Het op eigen terrein hemelwater infiltreren van een afgekoppeld dakoppervlak of bestrating in de bodem door passage via het maaiveld (bodempassage) of door middel van een (boven- of ondergrondse) voorziening;

  • l.

Klimaatadaptieve maatregel:

Maatregel die bijdraagt aan de aanpassing aan de gevolgen van klimaatverandering.

  • m.

Natuurlijk persoon:

Een mens (individu) die in het recht als rechtssubject is erkend en daarmee drager is van wettelijke rechten en plichten;

  • n.

Ontstenen:

Verharding, in de vorm van asfalt, beton, steen of ander slecht waterdoorlatend materiaal, in een tuin of op een terrein vervangen door beplanting als gras, planten, heesters, hagen of bomen; ook wel vergroenen genoemd;

  • o.

Pand:

Woning inclusief aanbouw(en), uitbouw(en) en bijgebouw(en), met bijbehorend erf, tuin, terrein en ondergrond en opgenomen in de BAG en legaal gebouwd;

  • p.

Vogelbosje:

Een bosje dat bestaat uit verschillende haagplanten. Vogels kunnen er broeden, voedsel vinden of schuilen.

  • q.

Voorziening: Maatregel, product of activiteit gericht op het beperken van de gevolgen van een veranderend klimaat, te weten: het planten van bomen, het planten van een gemengde heg of vogelbosje, ontstenen en vergroenen, het aanleggen van een groen dak en/of groengevel, het treffen van voorzieningen voor regenwateropslag en het aanleggen van een wadi;

  • r.

Wadi:

Voorziening voor de infiltratie van regenwater. Het is een laagte in de tuin waarin het regenwater zich kan verzamelen en in de bodem kan infiltreren.

Artikel 1.2 Doel subsidie

Deze regeling heeft als doel inwoners in de gemeente Ommen te stimuleren om zelf klimaatadaptatie maatregelen te treffen op/bij het pand. Het gaat om lokale maatregelen op privaat terrein waarmee effecten van de klimaatverandering worden beperkt, zoals wateroverlast, droogte en hitte. De maatregelen leiden tot een afname van de risico’s op (economische) schade of ongemak.

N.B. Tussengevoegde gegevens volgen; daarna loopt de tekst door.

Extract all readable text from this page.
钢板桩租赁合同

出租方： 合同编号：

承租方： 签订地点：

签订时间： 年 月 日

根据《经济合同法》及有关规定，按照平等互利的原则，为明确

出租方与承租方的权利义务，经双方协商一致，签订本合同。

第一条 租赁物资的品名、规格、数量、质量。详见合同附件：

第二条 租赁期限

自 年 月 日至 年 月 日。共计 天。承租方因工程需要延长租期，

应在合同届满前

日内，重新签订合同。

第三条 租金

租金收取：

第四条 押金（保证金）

Artikel 1.3 Subsidiabele activiteiten

Het college kan aan een aanvrager voor de volgende voorzieningen subsidie verstrekken onder de in deze regeling opgenomen voorwaarden:

  • a.

    Het planten van bomen;

  • b.

    Het planten van een gemengde heg of vogelbosje;

  • c.

    Ontstenen en vergroenen;

  • d.

    Het aanleggen van een groen dak en/of groengevel;

  • e.

    Voorzieningen voor regenwateropslag;

  • f.

    Aanleg van een wadi.

Artikel 1.4 Subsidieplafond en verdeelregels

  • 1.

    Het college stelt jaarlijks voor het daaropvolgende kalenderjaar een subsidieplafond, als bedoeld in artikel 4:22 van de Awb vast en neemt daarbij de gemeentebegroting in acht.

  • 2.

    Aanvragen worden behandeld op volgorde van binnenkomst tot het vastgestelde subsidieplafond is bereikt. Wanneer de aanvrager krachtens artikel 4:5 van de Awb de gelegenheid heeft gehad de aanvraag aan te vullen, geldt als datum van ontvangst van de aanvraag de datum waarop de aanvraag volledig is.

  • 3.

    Voor zover door verstrekking van de subsidie het subsidieplafond wordt overschreden, wordt de subsidie geheel geweigerd.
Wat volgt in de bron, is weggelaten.